Though less a problem now than ever before, discrimination is a part of modern day life.

“The pain of discrimination is still felt in America,” Obama said. “By African American women paid less for doing the same work as colleagues of a different color and gender. By Latinos made to feel unwelcome in their own country. By Muslim Americans viewed with suspicion for simply kneeling down to pray. By our gay brothers and sisters, still taunted, still attacked, still denied their rights.”

Some of the solution lies in government. Obama has emphasized reforms in health care and education to level the playing field. He has also focused on affordable housing and creating new jobs in a more environmentally friendly economy.

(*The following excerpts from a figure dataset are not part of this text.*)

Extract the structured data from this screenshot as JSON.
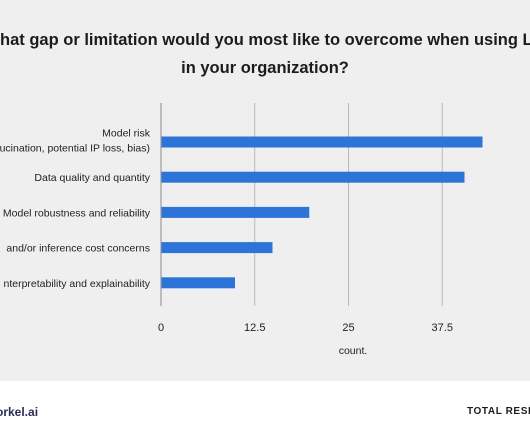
{
  "colors": {
    "panel_bg": "#efefef",
    "bar": "#2d74d8",
    "grid": "#b8b8b8",
    "baseline": "#9a9a9a",
    "text": "#1f1f1f"
  },
  "footer": {
    "brand": "orkel.ai",
    "responses_label": "TOTAL RESPO"
  },
  "chart_data": {
    "type": "bar",
    "orientation": "horizontal",
    "title_lines": [
      "hat gap or limitation would you most like to overcome when using LL",
      "in your organization?"
    ],
    "categories": [
      [
        "Model risk",
        "ucination, potential IP loss, bias)"
      ],
      [
        "Data quality and quantity"
      ],
      [
        "Model robustness and reliability"
      ],
      [
        "and/or inference cost concerns"
      ],
      [
        "nterpretability and explainability"
      ]
    ],
    "values": [
      42.8,
      40.4,
      19.7,
      14.8,
      9.8
    ],
    "xlim": [
      0,
      50
    ],
    "xticks": [
      0,
      12.5,
      25,
      37.5
    ],
    "xtick_labels": [
      "0",
      "12.5",
      "25",
      "37.5"
    ],
    "xlabel": "count.",
    "ylabel": "",
    "grid": true
  }
}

Most important, Obama urged African Americans to get back to basics.

“Government programs alone won’t get our children to the promised land,” he said. “We need a new mindset, a new set of attitudes — because one of the most durable and destructive legacies of discrimination is the way that we have internalized a sense of limitation; how so many in our community have come to expect so little of ourselves.

“We have to say to our children, ‘Yes, if you’re African American, the odds of growing up amid crime and gangs are higher,’” the president continued. “‘Yes, if you live in a poor neighborhood, you will face challenges that someone in a wealthy suburb does not. But that’s not a reason to get bad grades, that’s not a reason to cut class, that’s not a reason to give up on your education and drop out of school. No one has written your destiny for you. Your destiny is in your hands — and don’t you forget that.’”

Obama also called on parents and neighborhood leaders to reinstate the values of excellence, discipline and hard work throughout their families and within their neighborhoods.

“It also means pushing our kids to set their sights higher,” Obama said. “They might think they’ve got a pretty good jump shot or a pretty good flow, but our kids can’t all aspire to be the next LeBron [James] or Lil Wayne. I want them aspiring to be scientists and engineers, doctors and teachers, not just ballers and rappers. I want them aspiring to be a Supreme Court justice. I want them aspiring to be president of the United States.”

And that’s where the NAACP comes in.

“The NAACP was not founded in search of a handout,” Obama said. “The NAACP was not founded in search of favors. The NAACP was founded on a firm notion of justice; to cash the promissory note of America that says all our children, all God’s children, deserve a fair chance in the race of life.”